In this case, the differences between the two files test6.txt and test66.txt are located in lines 5 and 6.

If you want to restrict the number of columns, you can run: diff --width=5 test6.txt test66.txt.

If you want to know if the files are different without interest in which lines are different, run diff -q test6.txt test66.txt.

Part 5: Compressing and Extracting Files

To create files with extensions such as .tar, tar.gz, .tgz, .gz, or .bz2 use the commands tar (also useful to extract files), gzip, or bzip2.

  gzip test66.txt

It will compress test66.txt file using the "gzip" command it will have as an output test66.gz.

  bzip2 -k test66.txt

It will compress the file test66.txt.

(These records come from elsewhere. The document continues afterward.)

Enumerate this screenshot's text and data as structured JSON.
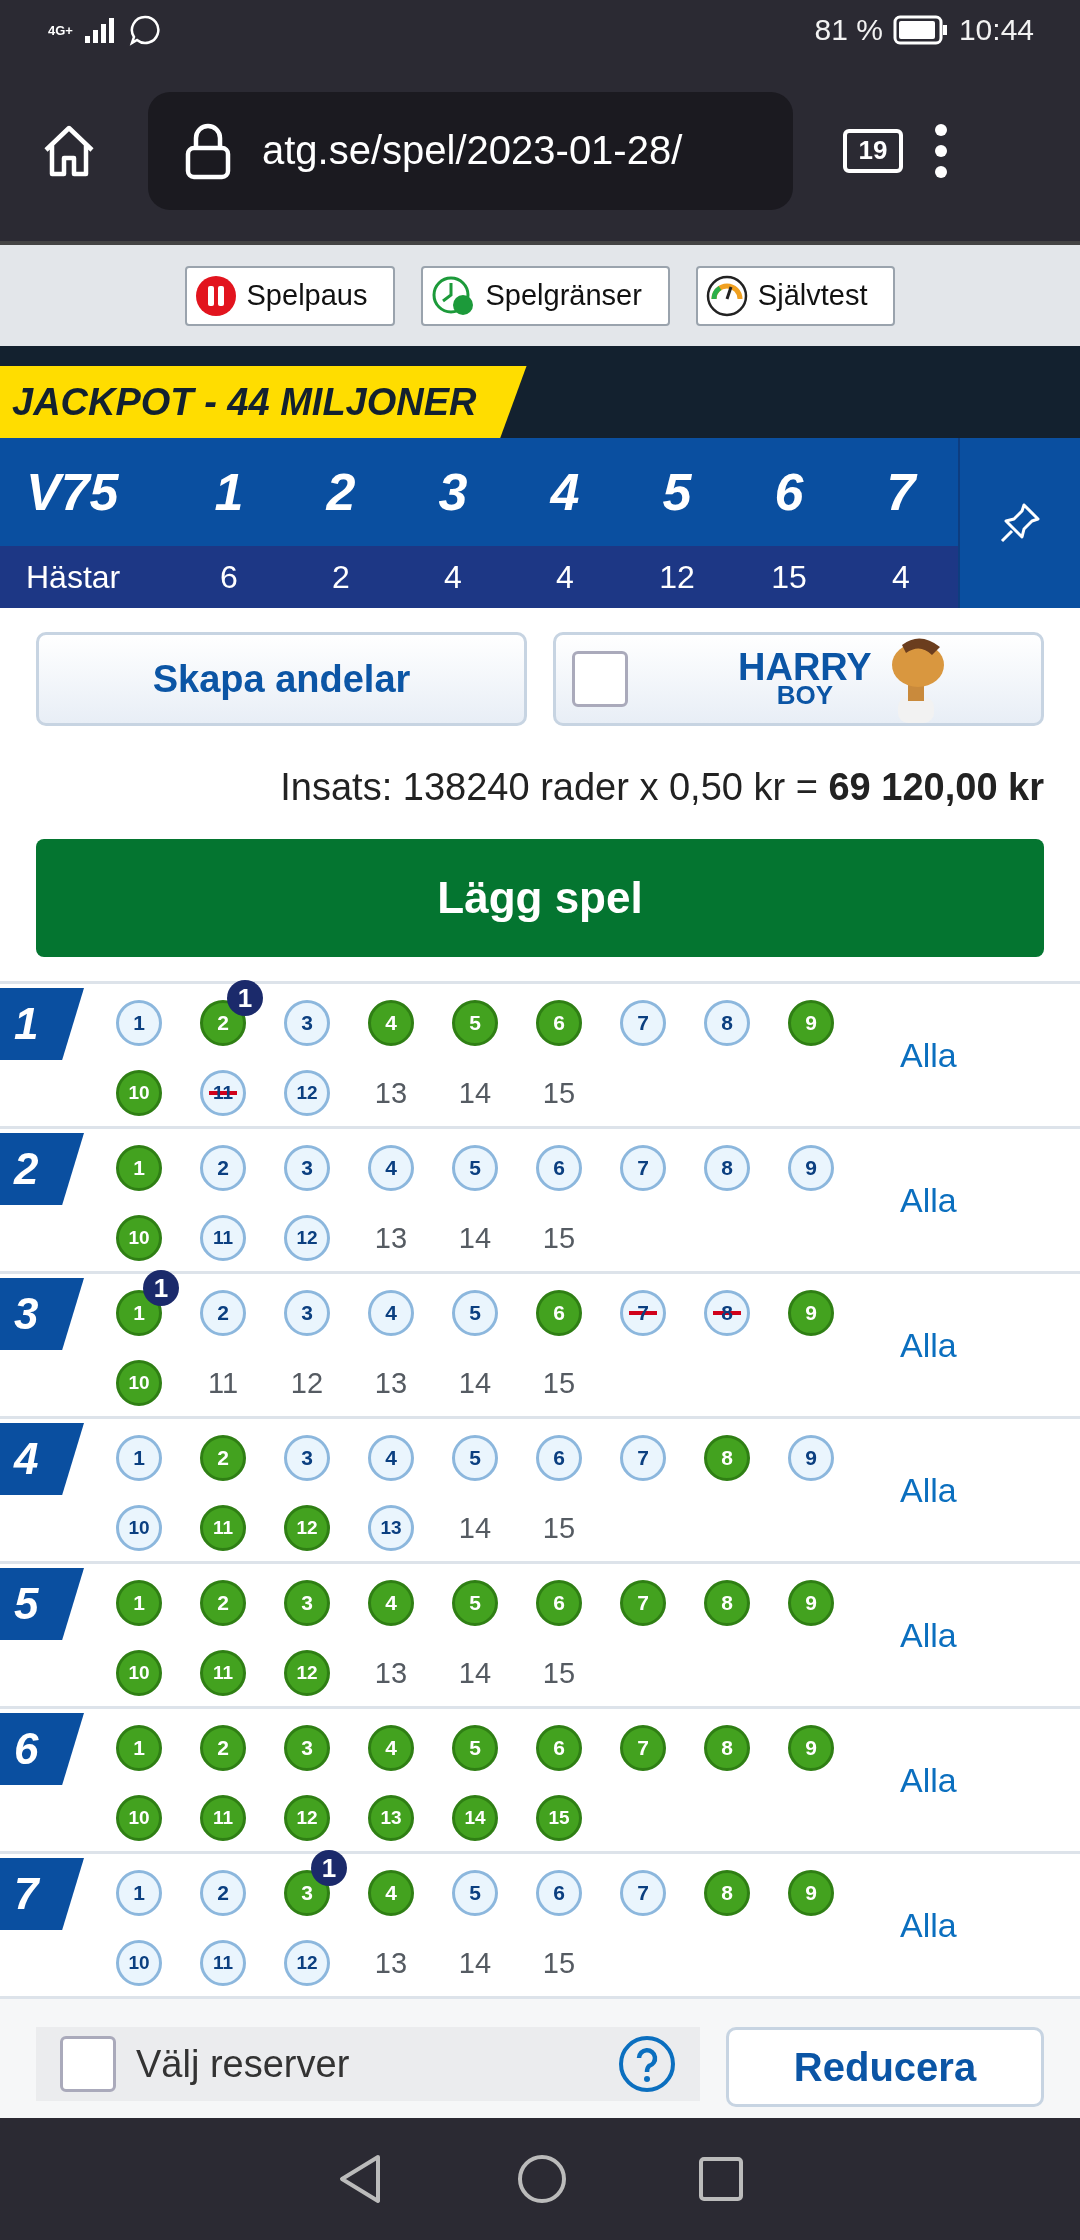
{
  "status_bar": {
    "network": "4G+",
    "battery": "81 %",
    "time": "10:44"
  },
  "browser": {
    "url": "atg.se/spel/2023-01-28/",
    "tab_count": "19"
  },
  "responsible_gaming": [
    {
      "kind": "pause",
      "label": "Spelpaus"
    },
    {
      "kind": "limits",
      "label": "Spelgränser"
    },
    {
      "kind": "test",
      "label": "Självtest"
    }
  ],
  "jackpot": "JACKPOT - 44 MILJONER",
  "game": {
    "name": "V75",
    "horses_label": "Hästar",
    "legs": [
      {
        "number": "1",
        "horses": "6"
      },
      {
        "number": "2",
        "horses": "2"
      },
      {
        "number": "3",
        "horses": "4"
      },
      {
        "number": "4",
        "horses": "4"
      },
      {
        "number": "5",
        "horses": "12"
      },
      {
        "number": "6",
        "horses": "15"
      },
      {
        "number": "7",
        "horses": "4"
      }
    ]
  },
  "actions": {
    "shares_button": "Skapa andelar",
    "harry_boy": {
      "checked": false,
      "logo_top": "HARRY",
      "logo_bottom": "BOY"
    }
  },
  "stake": "Insats: 138240 rader x 0,50 kr = **69 120,00 kr**",
  "place_bet": "Lägg spel",
  "races": [
    {
      "number": "1",
      "all_label": "Alla",
      "horses": [
        {
          "number": "1",
          "kind": "runner",
          "selected": false
        },
        {
          "number": "2",
          "kind": "runner",
          "selected": true,
          "badge": "1"
        },
        {
          "number": "3",
          "kind": "runner",
          "selected": false
        },
        {
          "number": "4",
          "kind": "runner",
          "selected": true
        },
        {
          "number": "5",
          "kind": "runner",
          "selected": true
        },
        {
          "number": "6",
          "kind": "runner",
          "selected": true
        },
        {
          "number": "7",
          "kind": "runner",
          "selected": false
        },
        {
          "number": "8",
          "kind": "runner",
          "selected": false
        },
        {
          "number": "9",
          "kind": "runner",
          "selected": true
        },
        {
          "number": "10",
          "kind": "runner",
          "selected": true
        },
        {
          "number": "11",
          "kind": "scratched"
        },
        {
          "number": "12",
          "kind": "runner",
          "selected": false
        },
        {
          "number": "13",
          "kind": "empty"
        },
        {
          "number": "14",
          "kind": "empty"
        },
        {
          "number": "15",
          "kind": "empty"
        }
      ]
    },
    {
      "number": "2",
      "all_label": "Alla",
      "horses": [
        {
          "number": "1",
          "kind": "runner",
          "selected": true
        },
        {
          "number": "2",
          "kind": "runner",
          "selected": false
        },
        {
          "number": "3",
          "kind": "runner",
          "selected": false
        },
        {
          "number": "4",
          "kind": "runner",
          "selected": false
        },
        {
          "number": "5",
          "kind": "runner",
          "selected": false
        },
        {
          "number": "6",
          "kind": "runner",
          "selected": false
        },
        {
          "number": "7",
          "kind": "runner",
          "selected": false
        },
        {
          "number": "8",
          "kind": "runner",
          "selected": false
        },
        {
          "number": "9",
          "kind": "runner",
          "selected": false
        },
        {
          "number": "10",
          "kind": "runner",
          "selected": true
        },
        {
          "number": "11",
          "kind": "runner",
          "selected": false
        },
        {
          "number": "12",
          "kind": "runner",
          "selected": false
        },
        {
          "number": "13",
          "kind": "empty"
        },
        {
          "number": "14",
          "kind": "empty"
        },
        {
          "number": "15",
          "kind": "empty"
        }
      ]
    },
    {
      "number": "3",
      "all_label": "Alla",
      "horses": [
        {
          "number": "1",
          "kind": "runner",
          "selected": true,
          "badge": "1"
        },
        {
          "number": "2",
          "kind": "runner",
          "selected": false
        },
        {
          "number": "3",
          "kind": "runner",
          "selected": false
        },
        {
          "number": "4",
          "kind": "runner",
          "selected": false
        },
        {
          "number": "5",
          "kind": "runner",
          "selected": false
        },
        {
          "number": "6",
          "kind": "runner",
          "selected": true
        },
        {
          "number": "7",
          "kind": "scratched"
        },
        {
          "number": "8",
          "kind": "scratched"
        },
        {
          "number": "9",
          "kind": "runner",
          "selected": true
        },
        {
          "number": "10",
          "kind": "runner",
          "selected": true
        },
        {
          "number": "11",
          "kind": "empty"
        },
        {
          "number": "12",
          "kind": "empty"
        },
        {
          "number": "13",
          "kind": "empty"
        },
        {
          "number": "14",
          "kind": "empty"
        },
        {
          "number": "15",
          "kind": "empty"
        }
      ]
    },
    {
      "number": "4",
      "all_label": "Alla",
      "horses": [
        {
          "number": "1",
          "kind": "runner",
          "selected": false
        },
        {
          "number": "2",
          "kind": "runner",
          "selected": true
        },
        {
          "number": "3",
          "kind": "runner",
          "selected": false
        },
        {
          "number": "4",
          "kind": "runner",
          "selected": false
        },
        {
          "number": "5",
          "kind": "runner",
          "selected": false
        },
        {
          "number": "6",
          "kind": "runner",
          "selected": false
        },
        {
          "number": "7",
          "kind": "runner",
          "selected": false
        },
        {
          "number": "8",
          "kind": "runner",
          "selected": true
        },
        {
          "number": "9",
          "kind": "runner",
          "selected": false
        },
        {
          "number": "10",
          "kind": "runner",
          "selected": false
        },
        {
          "number": "11",
          "kind": "runner",
          "selected": true
        },
        {
          "number": "12",
          "kind": "runner",
          "selected": true
        },
        {
          "number": "13",
          "kind": "runner",
          "selected": false
        },
        {
          "number": "14",
          "kind": "empty"
        },
        {
          "number": "15",
          "kind": "empty"
        }
      ]
    },
    {
      "number": "5",
      "all_label": "Alla",
      "horses": [
        {
          "number": "1",
          "kind": "runner",
          "selected": true
        },
        {
          "number": "2",
          "kind": "runner",
          "selected": true
        },
        {
          "number": "3",
          "kind": "runner",
          "selected": true
        },
        {
          "number": "4",
          "kind": "runner",
          "selected": true
        },
        {
          "number": "5",
          "kind": "runner",
          "selected": true
        },
        {
          "number": "6",
          "kind": "runner",
          "selected": true
        },
        {
          "number": "7",
          "kind": "runner",
          "selected": true
        },
        {
          "number": "8",
          "kind": "runner",
          "selected": true
        },
        {
          "number": "9",
          "kind": "runner",
          "selected": true
        },
        {
          "number": "10",
          "kind": "runner",
          "selected": true
        },
        {
          "number": "11",
          "kind": "runner",
          "selected": true
        },
        {
          "number": "12",
          "kind": "runner",
          "selected": true
        },
        {
          "number": "13",
          "kind": "empty"
        },
        {
          "number": "14",
          "kind": "empty"
        },
        {
          "number": "15",
          "kind": "empty"
        }
      ]
    },
    {
      "number": "6",
      "all_label": "Alla",
      "horses": [
        {
          "number": "1",
          "kind": "runner",
          "selected": true
        },
        {
          "number": "2",
          "kind": "runner",
          "selected": true
        },
        {
          "number": "3",
          "kind": "runner",
          "selected": true
        },
        {
          "number": "4",
          "kind": "runner",
          "selected": true
        },
        {
          "number": "5",
          "kind": "runner",
          "selected": true
        },
        {
          "number": "6",
          "kind": "runner",
          "selected": true
        },
        {
          "number": "7",
          "kind": "runner",
          "selected": true
        },
        {
          "number": "8",
          "kind": "runner",
          "selected": true
        },
        {
          "number": "9",
          "kind": "runner",
          "selected": true
        },
        {
          "number": "10",
          "kind": "runner",
          "selected": true
        },
        {
          "number": "11",
          "kind": "runner",
          "selected": true
        },
        {
          "number": "12",
          "kind": "runner",
          "selected": true
        },
        {
          "number": "13",
          "kind": "runner",
          "selected": true
        },
        {
          "number": "14",
          "kind": "runner",
          "selected": true
        },
        {
          "number": "15",
          "kind": "runner",
          "selected": true
        }
      ]
    },
    {
      "number": "7",
      "all_label": "Alla",
      "horses": [
        {
          "number": "1",
          "kind": "runner",
          "selected": false
        },
        {
          "number": "2",
          "kind": "runner",
          "selected": false
        },
        {
          "number": "3",
          "kind": "runner",
          "selected": true,
          "badge": "1"
        },
        {
          "number": "4",
          "kind": "runner",
          "selected": true
        },
        {
          "number": "5",
          "kind": "runner",
          "selected": false
        },
        {
          "number": "6",
          "kind": "runner",
          "selected": false
        },
        {
          "number": "7",
          "kind": "runner",
          "selected": false
        },
        {
          "number": "8",
          "kind": "runner",
          "selected": true
        },
        {
          "number": "9",
          "kind": "runner",
          "selected": true
        },
        {
          "number": "10",
          "kind": "runner",
          "selected": false
        },
        {
          "number": "11",
          "kind": "runner",
          "selected": false
        },
        {
          "number": "12",
          "kind": "runner",
          "selected": false
        },
        {
          "number": "13",
          "kind": "empty"
        },
        {
          "number": "14",
          "kind": "empty"
        },
        {
          "number": "15",
          "kind": "empty"
        }
      ]
    }
  ],
  "reserves": {
    "checked": false,
    "label": "Välj reserver"
  },
  "reduce_button": "Reducera"
}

It will keep the uncompressed version and create the new file: test66.txt and test66.txt.bz2.

To decompress the file and remove the bz2 extension, run bzip2 -d test66.txt.bz2.

  zip test.zip test66.txt test6.txt

It will compress test66.txt and test6.txt files into a directory called test.zip.

To compress a directory, run zip -r squash.zip dir1. This will zip the whole directory dir1 into squash.dir.

To decompress, use unzip squash.zip; this unzips it in your current working directory.

  tar -cvf output.tar /dirname

It will compress the /dirname directory and create a file called a "tar ball" named output.tar.

To extract the content of output.tar, run tar -xvf output.tar.